34 Verder zeide de HEERE tot Mozes: Neem tot u welriekende specerijen, mirresap, en oniche, en galban, deze welriekende specerijen, en zuiveren wierook; dat elk bijzonder zij.
Und Jehova sprach zu Mose: Nimm dir wohlriechende Gewürze, Stakte und Räuchermuschel und Galban, wohlriechende Gewürze und reinen Weihrauch; zu gleichen Teilen sollen sie sein.
35 En gij zult een reukwerk ener zalf daaruit maken, naar het werk des apothekers, gemengd, rein, heilig.
Und mache Räucherwerk daraus, Würzwerk, ein Werk des Salbenmischers, gesalzen, rein, heilig.
36 En gij zult van hetzelve heel klein pulver stoten, en gij zult daarvan leggen voor de getuigenis in de tent der samenkomst, waarheen Ik tot u komen zal; het zal ulieden heiligheid der heiligheden zijn.
Und zerstoße davon zu Pulver, und lege davon vor das Zeugnis in das Zelt der Zusammenkunft, woselbst ich mit dir zusammenkommen werde; hochheilig soll es euch sein.
37 Doch naar het maaksel dezes reukwerks, hetwelk gij gemaakt zult hebben, zult gijlieden voor uzelven geen maken; het zal u heiligheid zijn voor den HEERE.
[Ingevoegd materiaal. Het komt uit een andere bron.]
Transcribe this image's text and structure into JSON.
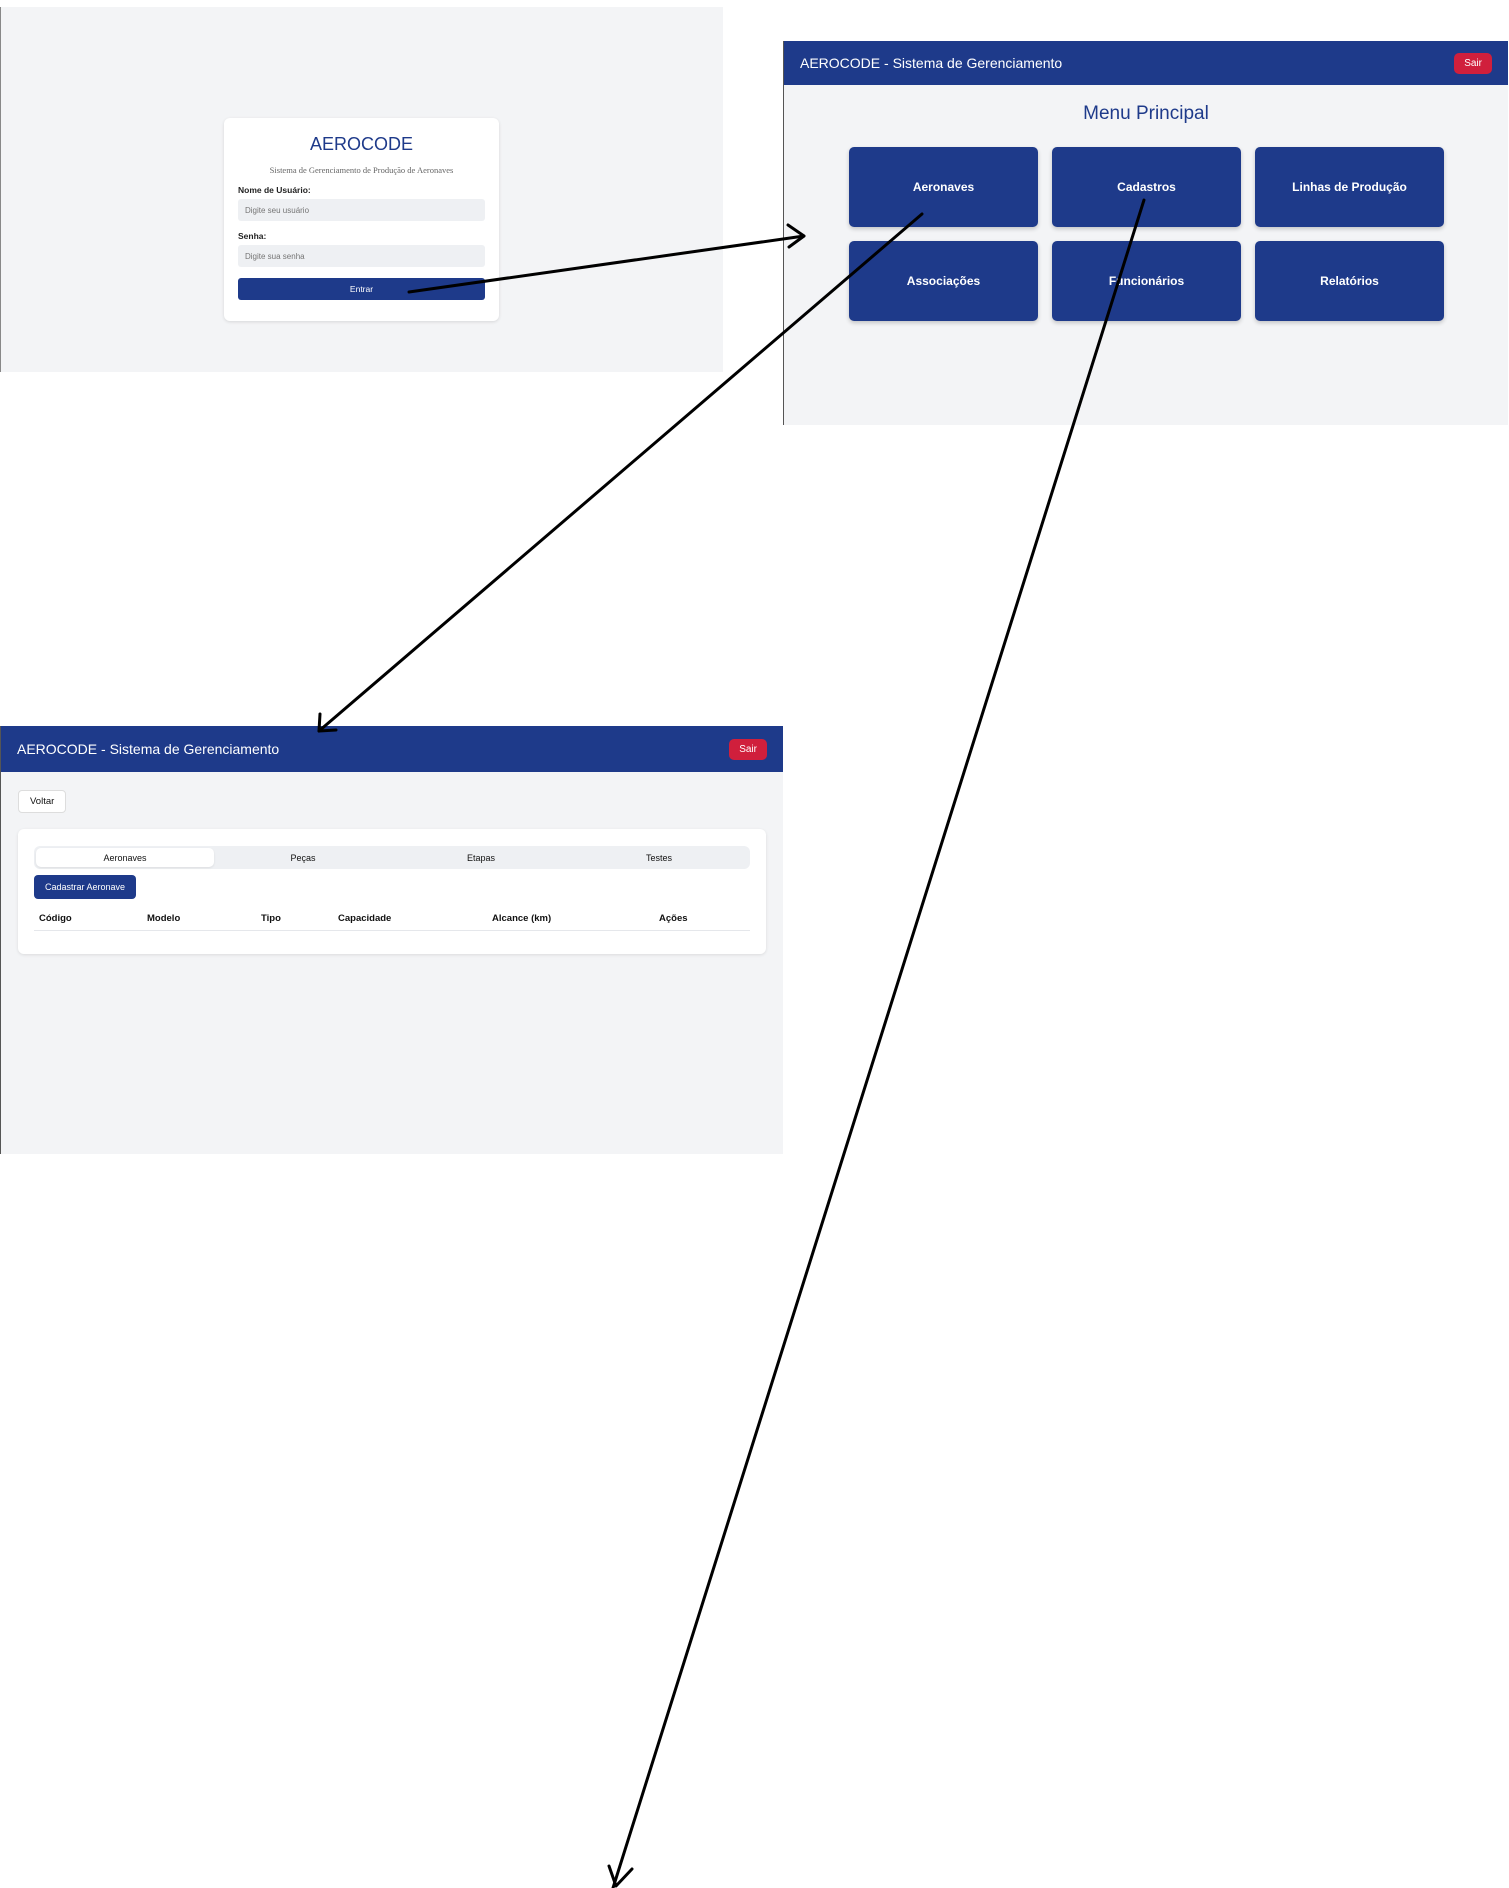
{
  "login": {
    "title": "AEROCODE",
    "subtitle": "Sistema de Gerenciamento de Produção de Aeronaves",
    "username_label": "Nome de Usuário:",
    "username_placeholder": "Digite seu usuário",
    "password_label": "Senha:",
    "password_placeholder": "Digite sua senha",
    "submit_label": "Entrar"
  },
  "menu": {
    "header_title": "AEROCODE - Sistema de Gerenciamento",
    "exit_label": "Sair",
    "page_title": "Menu Principal",
    "tiles": [
      "Aeronaves",
      "Cadastros",
      "Linhas de Produção",
      "Associações",
      "Funcionários",
      "Relatórios"
    ]
  },
  "aircraft": {
    "header_title": "AEROCODE - Sistema de Gerenciamento",
    "exit_label": "Sair",
    "back_label": "Voltar",
    "tabs": [
      "Aeronaves",
      "Peças",
      "Etapas",
      "Testes"
    ],
    "active_tab": "Aeronaves",
    "register_label": "Cadastrar Aeronave",
    "columns": [
      "Código",
      "Modelo",
      "Tipo",
      "Capacidade",
      "Alcance (km)",
      "Ações"
    ]
  },
  "colors": {
    "primary": "#1e3a8a",
    "danger": "#d01f3c",
    "background": "#f3f4f6"
  }
}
Und das Räucherwerk, das du machen sollst, nach dem Verhältnis seiner Bestandteile sollt ihr es euch nicht machen; heilig dem Jehova soll es dir sein.
38 De man, die dergelijke maken zal, om daaraan te rieken, die zal uitgeroeid worden uit zijn volken.
Wer desgleichen macht, um daran zu riechen, der soll ausgerottet werden aus seinen Völkern.